1920'nin sonbaharı.
ingilizler her türlü casusluk ve konrtrespiyonaj faaliyetlerine karşın bir türlü mustafa kemal ve yakınına sızamıyordu.
çünkü mustafa kemal istihbarat konusunda ingilizlerden her daim bir adım öndeydi.
milli kuvvetler bir yere girdikleri an ilk olarak telgraf binasını ele geçiriyorlardı.
telgraf çok önemliydi.
mustafa kemal telgrafın telleri sayesinde aynı anda musul, diyarbakır, erzurum, bursa, antalya, adana, gaziantep, trabzon ile haberleşiyor, anlık bilgiler alıp, anlık bilgileri paylaşabiliyordu. https://galeri.uludagsozluk.com/r/1764255/+
ingilizler buna bir çare bulamıyordu.
nasıl bulsunlar ki?
sirkeci'deki büyük postane binasının 2. katı işgal kuvvetlerinin muhabere merkeziydi.

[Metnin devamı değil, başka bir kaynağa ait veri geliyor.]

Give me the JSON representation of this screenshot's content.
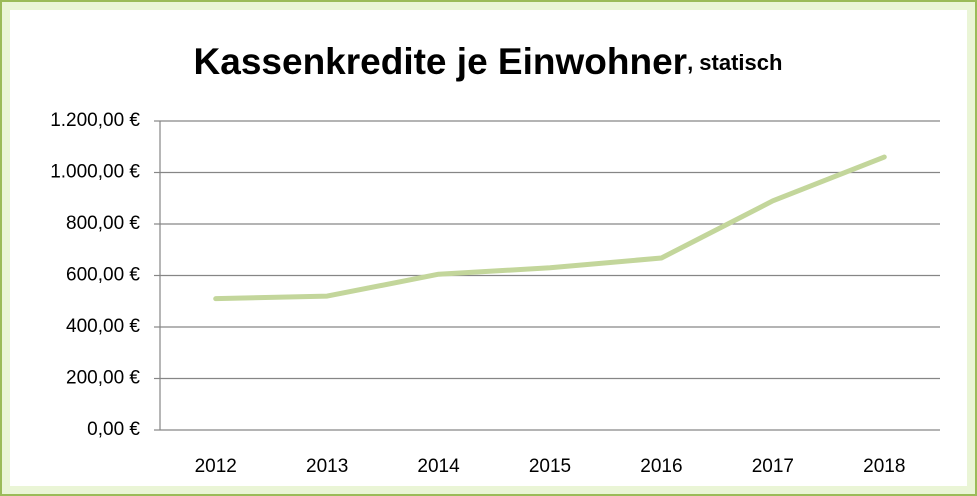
{
  "chart_data": {
    "type": "line",
    "title": "Kassenkredite  je Einwohner",
    "subtitle": ", statisch",
    "categories": [
      "2012",
      "2013",
      "2014",
      "2015",
      "2016",
      "2017",
      "2018"
    ],
    "series": [
      {
        "color": "#c3d69b",
        "values": [
          510,
          520,
          605,
          630,
          668,
          890,
          1060
        ]
      }
    ],
    "ylim": [
      0,
      1200
    ],
    "yticks": [
      {
        "value": 0,
        "label": "0,00 €"
      },
      {
        "value": 200,
        "label": "200,00 €"
      },
      {
        "value": 400,
        "label": "400,00 €"
      },
      {
        "value": 600,
        "label": "600,00 €"
      },
      {
        "value": 800,
        "label": "800,00 €"
      },
      {
        "value": 1000,
        "label": "1.000,00 €"
      },
      {
        "value": 1200,
        "label": "1.200,00 €"
      }
    ],
    "grid": true
  }
}
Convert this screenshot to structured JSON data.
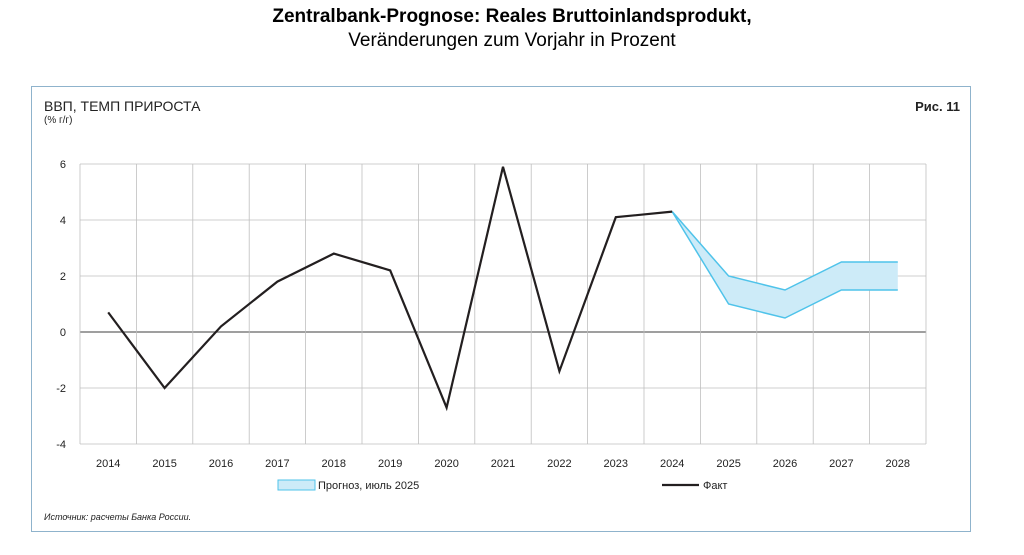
{
  "page": {
    "title": "Zentralbank-Prognose: Reales Bruttoinlandsprodukt,",
    "subtitle": "Veränderungen zum Vorjahr in Prozent"
  },
  "figure": {
    "title": "ВВП, ТЕМП ПРИРОСТА",
    "unit": "(% г/г)",
    "label": "Рис. 11",
    "source": "Источник: расчеты Банка России."
  },
  "colors": {
    "actual_line": "#231f20",
    "forecast_fill": "#cdebf8",
    "forecast_stroke": "#4fc3ea",
    "grid": "#bfbfbf"
  },
  "chart_data": {
    "type": "line",
    "categories": [
      "2014",
      "2015",
      "2016",
      "2017",
      "2018",
      "2019",
      "2020",
      "2021",
      "2022",
      "2023",
      "2024",
      "2025",
      "2026",
      "2027",
      "2028"
    ],
    "ylim": [
      -4,
      6
    ],
    "yticks": [
      "6",
      "4",
      "2",
      "0",
      "-2",
      "-4"
    ],
    "ytick_values": [
      6,
      4,
      2,
      0,
      -2,
      -4
    ],
    "grid": true,
    "legend_position": "bottom",
    "series": [
      {
        "name": "Факт",
        "x": [
          "2014",
          "2015",
          "2016",
          "2017",
          "2018",
          "2019",
          "2020",
          "2021",
          "2022",
          "2023",
          "2024"
        ],
        "values": [
          0.7,
          -2.0,
          0.2,
          1.8,
          2.8,
          2.2,
          -2.7,
          5.9,
          -1.4,
          4.1,
          4.3
        ]
      }
    ],
    "band": {
      "name": "Прогноз, июль 2025",
      "x": [
        "2024",
        "2025",
        "2026",
        "2027",
        "2028"
      ],
      "low": [
        4.3,
        1.0,
        0.5,
        1.5,
        1.5
      ],
      "high": [
        4.3,
        2.0,
        1.5,
        2.5,
        2.5
      ]
    }
  }
}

lakin, bu binanın bir de bodrum katı vardı. karakol örgütü mensubu telgrafçılarımız, 2. kattaki muhabere merkezinden, bodrum katına tel çekmişlerdi.
böylece muhabere merkezine gelen bilgi en geç yarım saat sonra mustafa kemal'in kulağına fısıldanıyordu.

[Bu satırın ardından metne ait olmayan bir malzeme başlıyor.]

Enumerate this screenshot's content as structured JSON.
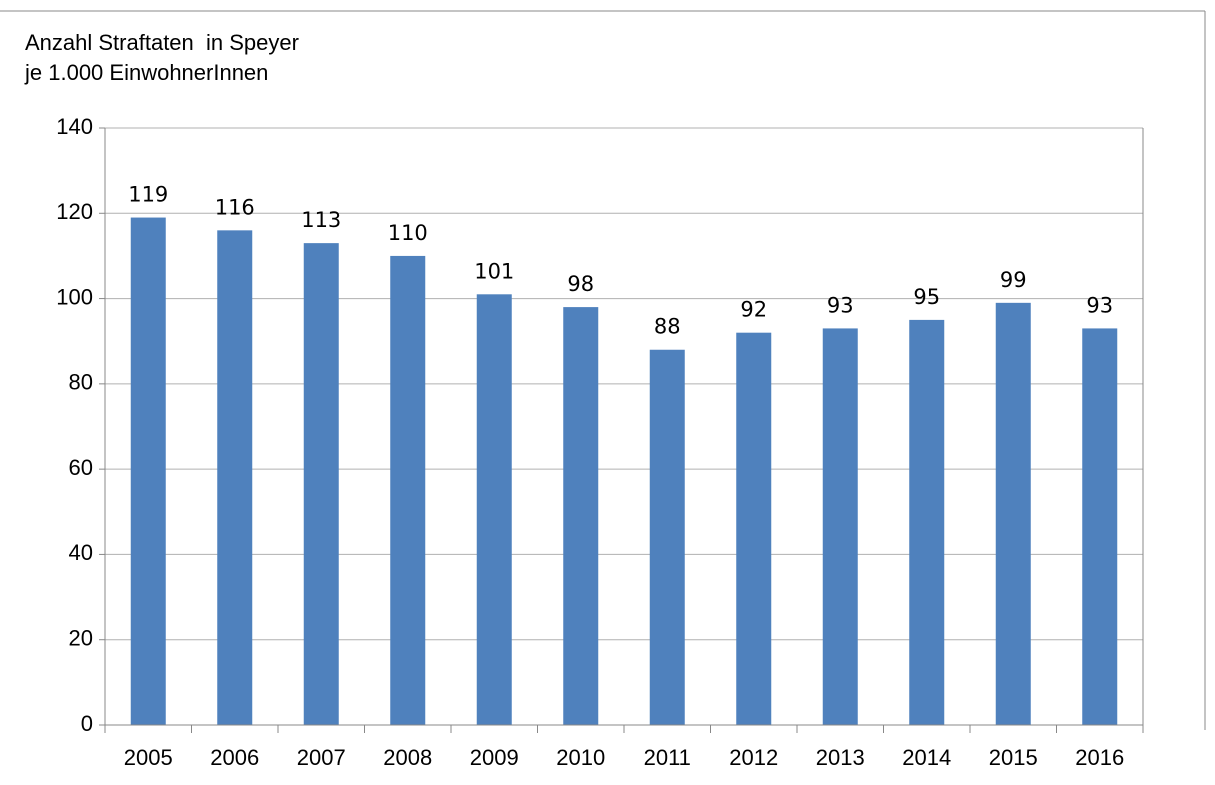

kuşadasında düşen dh-9 yunan uçağından telgrafın telleri sayesinde haberdar olundu, vecihi hürkuş gitti uçağı tamir edip ankara'ya getirdi, o uçak 1 eylül 1921'de bize türk havacılığının ilk zaferini kazandırdı...
yunan başkomutanı trikupis, telgrafın telleri sayesinde uşak'ta kıskıvrak ele geçirildi...
saymakla bitmez.
telgrafın telleri yardımı ile bu millet büyük bir zafer kazanmıştı.
mustafa kemal bunu hiçbir zaman unutmadı.
1937 yılında italyan mucit marconi öldüğünde atatürk, italyan bilim adamının ailesine şu telgrafı çekti;
--spoiler--
marconi ailesi roma...
bütün insaniyet, uğradığınız kaybı acı bir surette hissetmektedir.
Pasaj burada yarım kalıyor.